Indeed, it's a hard act to follow when you're living in the shadow of one of the greatest coaches in NBA history, one that guided the Lakers to five world titles over the last decade. But in a town like L.A., where they've been used to the images of Kobe, Shaq, Kareem, and Magic, with Pat Riley leading the team to glory and prestige, there's simply no room for anything less than first place. However, that's not to say that D'Antoni has been without his faults. His offense and his methods over his last two stints as coach in New York and L.A. have bred as many enemies as they have friends. While his offense in New York made Jeremy Lin a star, it also alienated him from Knicks superstar Carmelo Anthony. And in L.A., Howard found D'Antoni's style of play to be grating,
1. Jeff Van Gundy
He knows how to win, and he's done it on a market equally as big and as demanding as Los Angeles. To this day, New York Knicks fans still respect the job that Van Gundy did for five years as head coach, leading the team to some of the most memorable playoff battles in the franchise's history, including a 1999 NBA Finals appearance.
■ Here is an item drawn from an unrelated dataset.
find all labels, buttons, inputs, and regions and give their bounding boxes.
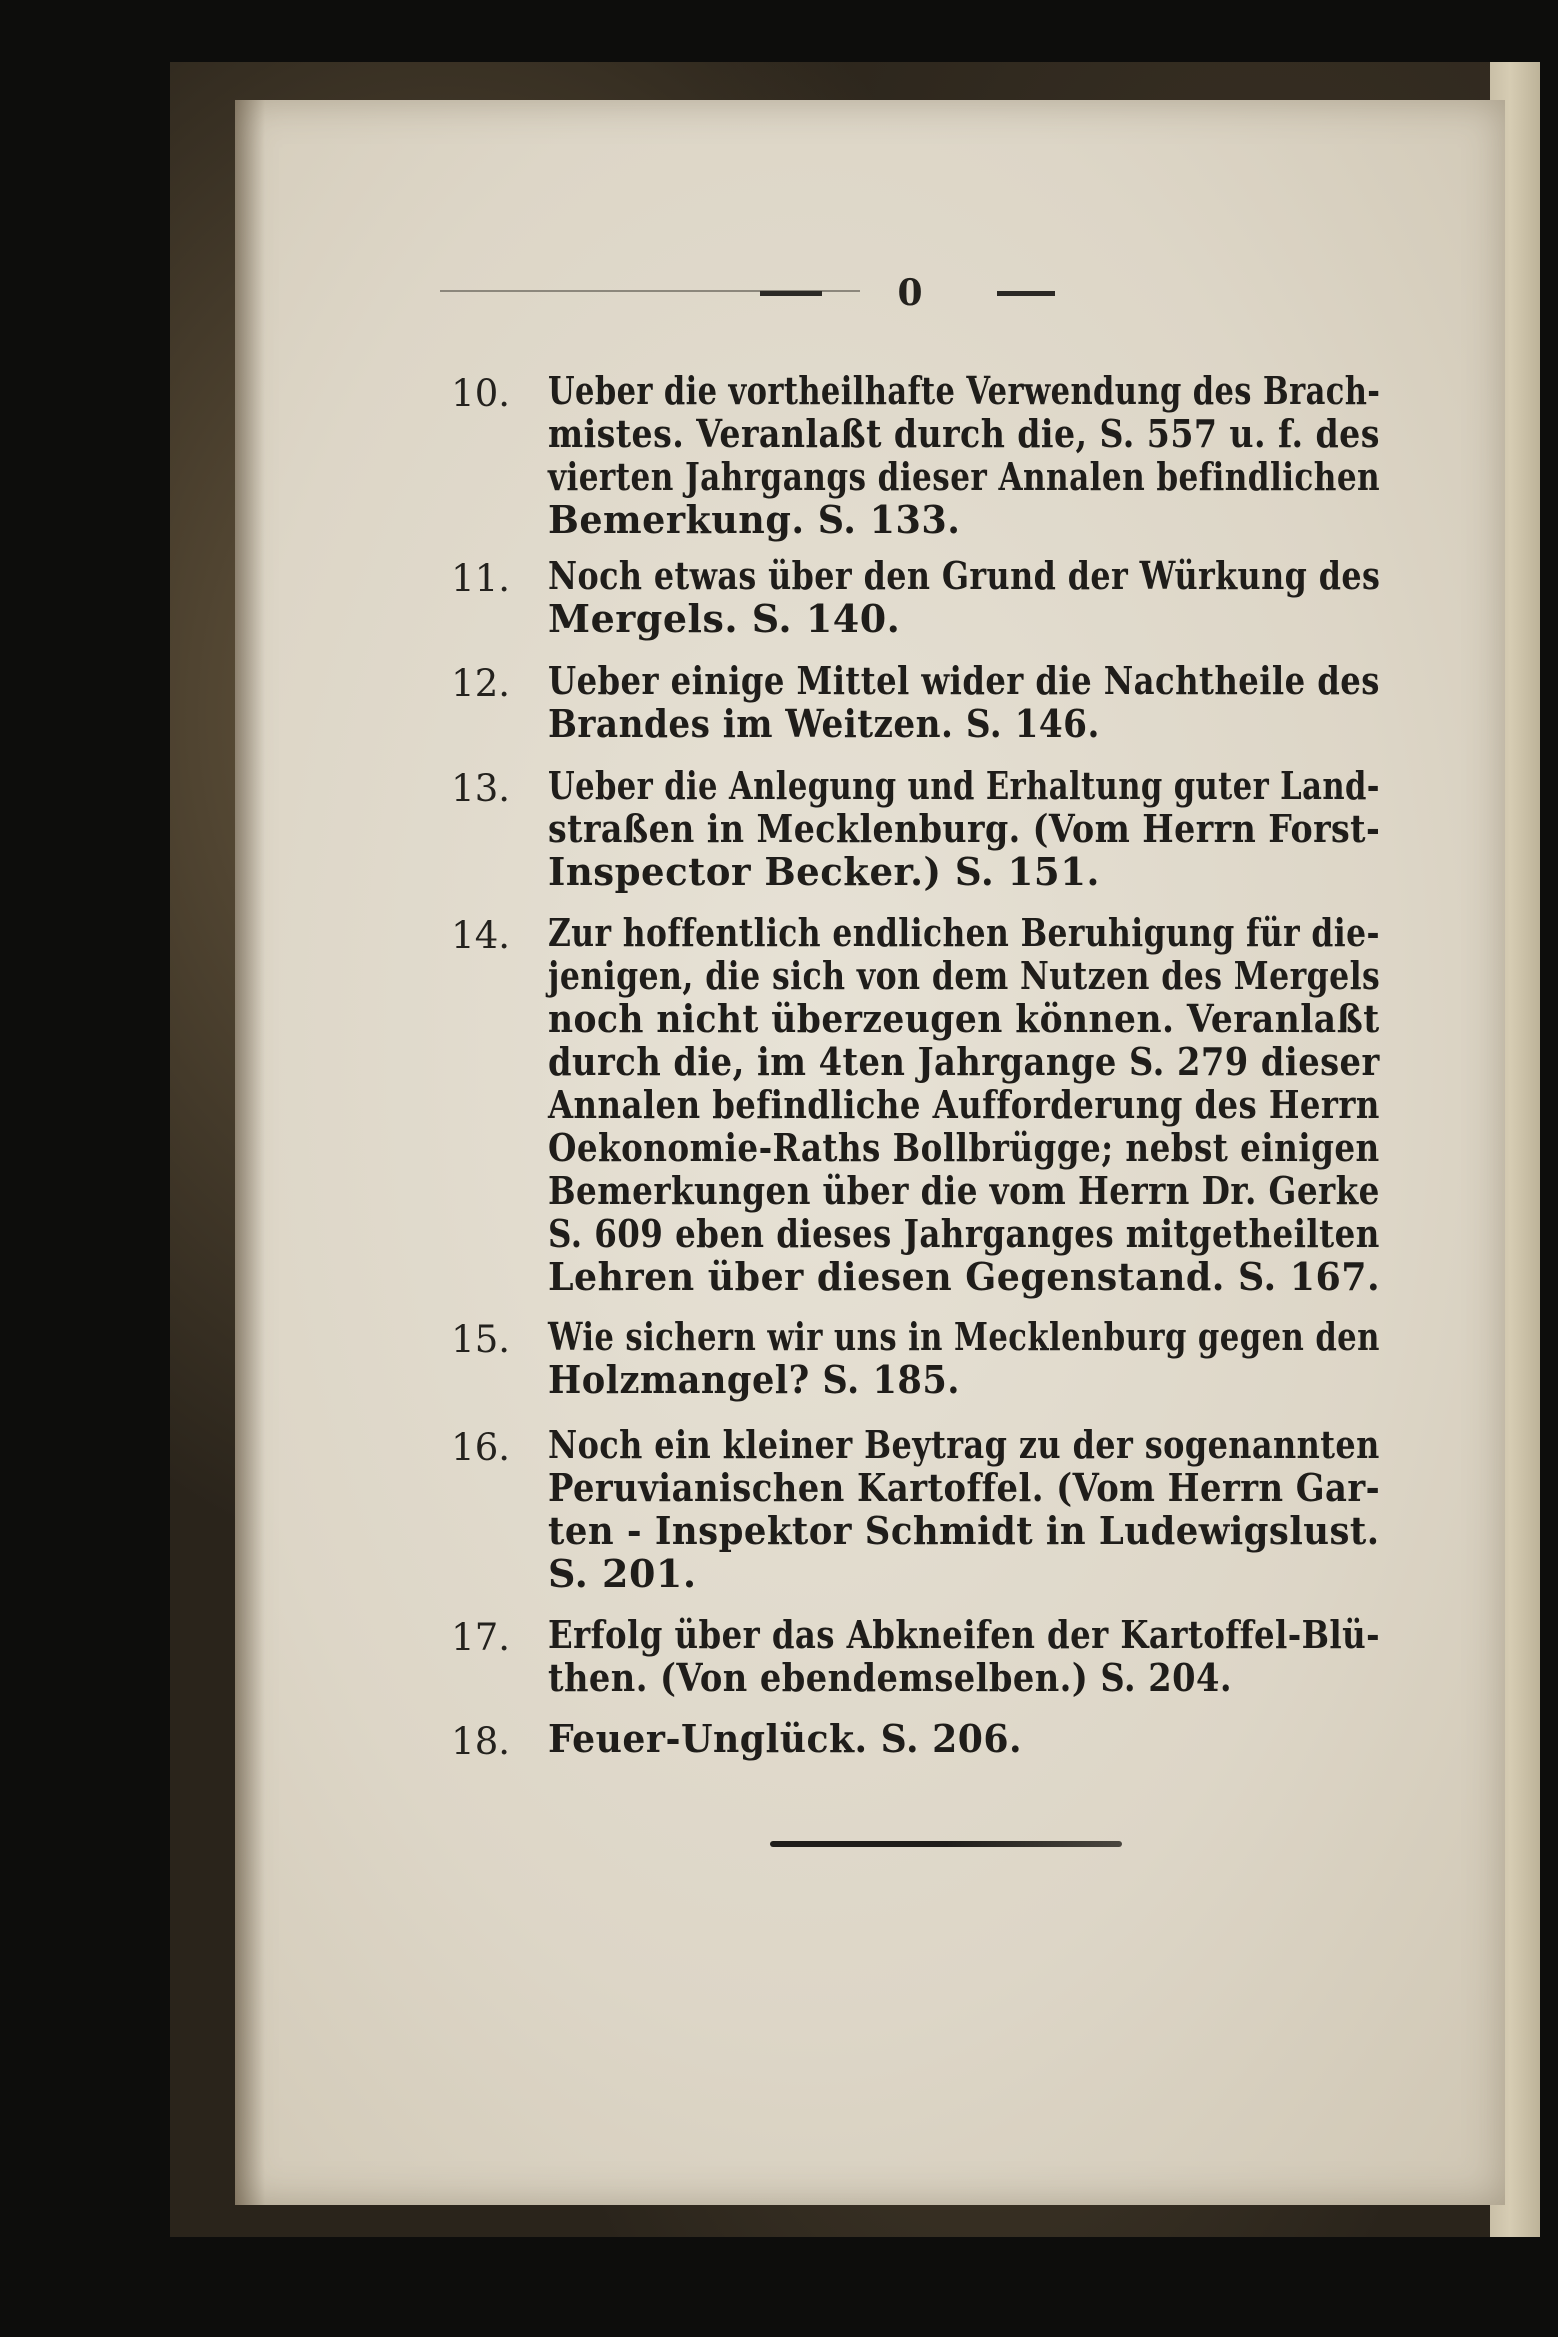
entry-text-line: Noch etwas über den Grund der Würkung des [548, 553, 1381, 598]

Smart, chippy and with an emphasis on defense, Van Gundy seems like a great fit out in Los Angeles, assuming he wants to re-immerse himself into the grind of an NBA coaching job.
2. George Karl
Karl has experience in spades in working with winning teams. Behind the sidelines for the former Seattle Supersonics, he guided the franchise to the 1996 NBA Finals and several strong winning seasons. In Denver, where he won the 2012-2013 NBA Coach of the Year award last season - before being shockingly fired at the conclusion of the season. he took a talented, but young and untested Nuggets team to the No.3 seed in the West. While he fell short of making any significant noise in the playoffs, he has also shown that he can balance talented rosters with explosive or big personalities - an asset when it comes to dealing with the hotbed of controversy that is the Lakers' locker room.
3. Jerry Sloan
Few coaches have been around as long or command as much respect as Sloan, the longtime coach of the Utah Jazz, having amassed a lifetime 1,221-803 coaching record, making him one of the most successful coaches in NBA history. He had two back-to-back NBA Finals appearances with the Jazz under his belt, but ultimately ended things with the Jazz following a reported clash between himself and ex-Utah star Deron Williams. Sloan certainly has the pedigree for Los Angeles, but the key will be whether or not he can get along with Kobe and whatever new big name player that the Lakers decide to go after in free agency.
4. Lionel Hollins
Hollins made a nice rep for himself with the Memphis Grizzlies, turning a rough-around-the-edges team into a defensive powerhouse that reached the Western Conference Finals last season. With the right team around him and support from management, Hollins could be the one to turn things around on the sidelines for the Lakers. The problem, however, lies in the unknowns that will comprise the team as the Lakers rebuild. Kobe can be very productive under any system, but going from an offensive-heavy system light on defense (D'Antoni) to a potentially defensive-oriented system short on offense (Hollins) may not be the championship formula for the Lakers, either.
5. Vinny Del Negro
Del Negro led the L.A. Clippers to much success over the last two seasons. Unfortunately for Del Negro, his reportedly unpopular stance with the players and some questionable decisions made during the Clippers' playoff run last season cost him his job. Del Negro is obviously a very capable coach, but he'll need to win over the locker room, especially Kobe, to even have a shot at succeeding in L.A., or he'll get eaten alive.